We've established that part of being an adult is being a pervert and that crush videos are the fetishized destruction of childhood by adult drives. The crushie acknowledges these facts with a more direct attack on the emblems of contemporary childhood. Instead of live animals, in crushies the must-have plush-toys of the Christmas rush will be smashed underfoot.
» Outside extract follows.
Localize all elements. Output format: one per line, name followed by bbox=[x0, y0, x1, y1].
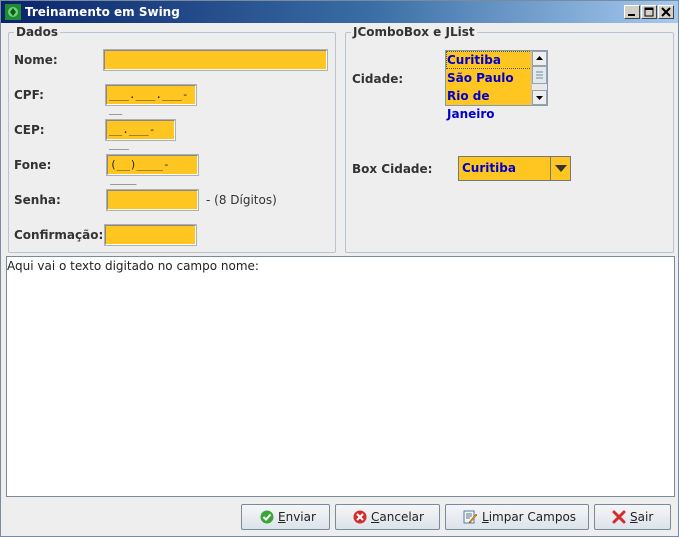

Furthermore, the women in crushies won't be ex-hookers in $12 red stilettos from Payless. They'll be the well-shod fetish girls of corporate capitalism. They don't even have to be "scantily clad." Their clothes can just be tight.

Set against stylized backgrounds depicting the environments in which these fantasy women spend their days, crushies will present short and to-the-point scenarios of low-angle action: the Vice-President of Development grinding the heel of her Blahnik into a Beanie Baby; the Starbucks barista smashing Arthur beneath her John Fluevog angel sole on a perforated rubber floor mat; the therapist in flannel clogs who puts down her pad, takes off her glasses, and comes down hard on Winnie the Pooh; the airline ticket-counter girl in blue Bandolino pumps mangling Pikachu on a suitcase treadmill; the soccer mom stepping out of an SUV and "accidentally" landing on a Cabbage Patch Kid with the nubbies of her suede driving loafer; the chain-restaurant bar manageress in Candies silencing Furby's prerecorded protests once and for all; the copy editrix crushing Curious George underneath Kenneth Cole as she determinedly inserts a third comma; the J. Crew model decimating a Teletubby with her Urban Mary Jane as she waves around a canoe paddle and laughs; the echo of the crack as a real estate agent in Prada nails Tickle Me Elmo on an empty apartment's hardwood floor.

* * * * *

Unlike crush videos, not only are crushies hot, they also demonstrate that commodity fetishism and fetishism aren't two different things. Eventually, every fetish will be commodified and every commodity will be fetishized. It may be unlikely that mainstream culture will ever co-opt crush, but the crush Weltschmerz is already with us. Either that or it's just a new form of shoe advertising. You didn't think those things walked out of the store on their own, did you?